Mais je suis du genre à ne pas laisser les choses tomber aussi facilement : ayant publié cet article, j'ai commencé à me renseigner un peu plus sur le sujet. Et j'en suis finalement arrivé à cette situation curieuse : ce sont essentiellement les arguments avancés par les opposants à cette loi qui m'ont convaincu d'être l'un de ses défenseurs.

Voyons cela un peu plus en détail, si vous le voulez bien. Que l'on me permette de l'exprimer en suivant un schéma narratif, bien que l'on soit ici très loin du conte de fées.

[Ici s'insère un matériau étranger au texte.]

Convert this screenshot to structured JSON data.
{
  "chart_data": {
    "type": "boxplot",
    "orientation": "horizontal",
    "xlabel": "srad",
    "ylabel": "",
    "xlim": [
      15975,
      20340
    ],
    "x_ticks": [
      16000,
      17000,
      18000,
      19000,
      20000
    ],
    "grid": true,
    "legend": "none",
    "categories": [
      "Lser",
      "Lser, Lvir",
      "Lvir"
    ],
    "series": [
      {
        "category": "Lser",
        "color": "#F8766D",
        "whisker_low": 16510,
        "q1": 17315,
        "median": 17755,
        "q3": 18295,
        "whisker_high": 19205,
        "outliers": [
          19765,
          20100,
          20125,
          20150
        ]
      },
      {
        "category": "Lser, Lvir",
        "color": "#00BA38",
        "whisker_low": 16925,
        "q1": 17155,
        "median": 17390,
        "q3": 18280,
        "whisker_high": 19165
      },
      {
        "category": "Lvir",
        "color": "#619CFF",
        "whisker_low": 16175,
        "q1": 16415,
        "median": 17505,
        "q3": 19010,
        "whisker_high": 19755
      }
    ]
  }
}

Situation initiale : et si on s'en foutait ?

Je suis parti, sur ce sujet, du regard « neutre » de la personne qui n'y connaît goutte ; et pire encore, qui s'en moque totalement.

Car mon premier raisonnement, quand j'ai commencé à entendre parler de cette loi, a été le suivant : je ne suis présentement pas spécialement attiré par les personnes du même sexe que moi, et j'éprouve de toute façon pour le mariage un avis assez proche de celui exprimé par l'Oncle George dans cette très jolie chanson. Je ne suis donc absolument pas concerné par cette loi, qui ne changera strictement rien à mon quotidien, et je ne vois pas pourquoi je m'en préoccuperais.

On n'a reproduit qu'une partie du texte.